В XX веке война погубила намного больше англичан, чем ядовитый туман (не говоря уже о голоде). И демократия, что примечательно, совершенно не смогла этого предотвратить. Конечно, в 1914 году Великобритания еще не была полноценной демократией в современном смысле этого слова, поскольку женщины по-прежнему не имели права голоса, а для мужчин действовали имущественные цензы. Но в 1910 году, когда прошли последние довоенные выборы, голосовать могли почти 7,8 миллиона мужчин – примерно три пятых от всего взрослого мужского населения страны. В Германии избирательное право отличалось более широким охватом: на выборах в имперский парламент (Рейхстаг) право голоса имели все взрослые мужчины, – но полномочия законодателей были ограничены сильней, чем в Соединенном Королевстве, а канцлер и государственные секретари отчитывались перед императором (кайзером); он же мог их сместить. Тем не менее демократические элементы, присутствующие в конституции обоих государств, не помешали Великобритании и Германии начать долгую и кровавую четырехлетнюю войну – якобы из-за запутанной истории с нарушенным нейтралитетом Бельгии.

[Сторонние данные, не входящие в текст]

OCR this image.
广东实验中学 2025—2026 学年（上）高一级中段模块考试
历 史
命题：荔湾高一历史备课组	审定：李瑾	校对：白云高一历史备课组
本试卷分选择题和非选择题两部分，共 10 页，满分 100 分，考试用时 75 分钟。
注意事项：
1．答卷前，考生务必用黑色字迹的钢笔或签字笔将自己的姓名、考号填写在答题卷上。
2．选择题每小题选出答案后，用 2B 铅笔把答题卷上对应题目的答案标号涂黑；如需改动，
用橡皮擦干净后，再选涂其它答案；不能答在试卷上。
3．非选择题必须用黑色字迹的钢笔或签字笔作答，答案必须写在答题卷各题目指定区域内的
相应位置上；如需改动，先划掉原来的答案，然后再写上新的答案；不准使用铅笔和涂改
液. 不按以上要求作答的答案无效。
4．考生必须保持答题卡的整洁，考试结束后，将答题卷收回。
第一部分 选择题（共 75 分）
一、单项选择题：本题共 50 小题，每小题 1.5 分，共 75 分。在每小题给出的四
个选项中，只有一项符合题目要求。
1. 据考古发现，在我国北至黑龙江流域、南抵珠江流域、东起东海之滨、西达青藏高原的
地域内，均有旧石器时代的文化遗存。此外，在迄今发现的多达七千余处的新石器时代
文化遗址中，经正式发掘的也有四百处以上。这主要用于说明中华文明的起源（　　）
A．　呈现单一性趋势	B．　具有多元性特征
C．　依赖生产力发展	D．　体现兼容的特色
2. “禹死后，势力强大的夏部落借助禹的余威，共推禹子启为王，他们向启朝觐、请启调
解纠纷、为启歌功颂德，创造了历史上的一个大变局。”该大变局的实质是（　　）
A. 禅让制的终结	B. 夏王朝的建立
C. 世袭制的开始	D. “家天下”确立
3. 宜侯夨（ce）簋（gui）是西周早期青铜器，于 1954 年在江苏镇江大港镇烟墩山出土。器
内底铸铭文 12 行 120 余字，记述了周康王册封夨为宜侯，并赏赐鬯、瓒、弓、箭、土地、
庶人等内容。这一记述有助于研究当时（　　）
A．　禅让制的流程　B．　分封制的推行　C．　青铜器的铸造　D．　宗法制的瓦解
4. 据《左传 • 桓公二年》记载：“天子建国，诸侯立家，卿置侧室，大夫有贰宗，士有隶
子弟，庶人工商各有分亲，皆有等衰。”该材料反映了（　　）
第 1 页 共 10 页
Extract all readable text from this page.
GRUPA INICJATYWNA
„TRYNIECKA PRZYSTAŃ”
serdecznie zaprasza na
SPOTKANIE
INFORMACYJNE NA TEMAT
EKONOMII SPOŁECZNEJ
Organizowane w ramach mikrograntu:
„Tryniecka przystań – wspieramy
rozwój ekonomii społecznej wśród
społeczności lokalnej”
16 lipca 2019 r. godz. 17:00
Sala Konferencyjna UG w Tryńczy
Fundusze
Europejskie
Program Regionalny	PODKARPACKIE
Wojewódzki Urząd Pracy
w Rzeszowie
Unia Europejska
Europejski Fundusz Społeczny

Военным катастрофам 1914–1918 годов можно было бы посвятить целую книгу (сразу же вспоминаются Кут-эль-Амара и Галлиполи), но для наших целей хватит и сражения, с которым англичане знакомы лучше всего: битвой на Сомме. То был момент истины. Армию, созванную после объявления войны, бросили в бой на хорошо укрепленные позиции немцев. Сомму по праву помнят как одну из самых страшных трагедий в британской истории. В первый день наступления, 1 июля 1916 года, Британские экспедиционные силы потеряли 57 тысяч человек, и из них 19 тысяч – убитыми. Смысл этой цифры станет яснее, если сказать, что у немцев, занимавших оборону, погибло всего восемь тысяч бойцов. И это было лишь начало – битва на измор продлилась четыре месяца, и ее жертвами стали около 1,2 миллиона английских, французских и немецких солдат. Союзники продвинулись самое большее на семь миль (ок. 11 км).
На то, сколь ужасна была битва при Сомме, указывает и обилие порожденного ею черного юмора. Еще в 1916 году сослуживцы Зигфрида Сассуна шутили, что ездят поездом из Англии на фронт, точно с окраины в городскую контору. Год спустя кто-то из офицеров подсчитал, что при темпах продвижения, достигнутых на Сомме, на хребте Вими и в Месене, войска достигнут Рейна в 2096 году[696]. В 1969 году битва на Сомме стала мишенью для антивоенной сатиры в фильме «О, что за чудесная война!». Двадцать лет спустя телесериал «Черная гадюка идет вперед» (Blackadder Goes Forth) издевался еще язвительнее («Хейг намерен совершить еще одно колоссальное усилие – и передвинуть свой домашний бар на шесть дюймов ближе к Берлину!»). Образ британских солдат, представших как «львы, ведомые ослами» – или как «мясники и головотяпы», – накрепко врезался в память[697]. О том, что подобных сражений можно было избежать, говорили еще с тех пор, как Черчилль попытался выиграть войну и разгромить османскую армию при Галлиполи, но потерпел фиаско. Бэзил Лиддел Гарт, трижды раненный и отравленный газом на Сомме, утверждал, что англичане могли одолеть Германию, не вовлекая свою страну в долгий и кровавый «континентальный пат». Он утверждал, что непрямой подход с опорой лишь на силу военно-морского флота и армию с «ограниченной ответственностью» обошелся бы гораздо дешевле.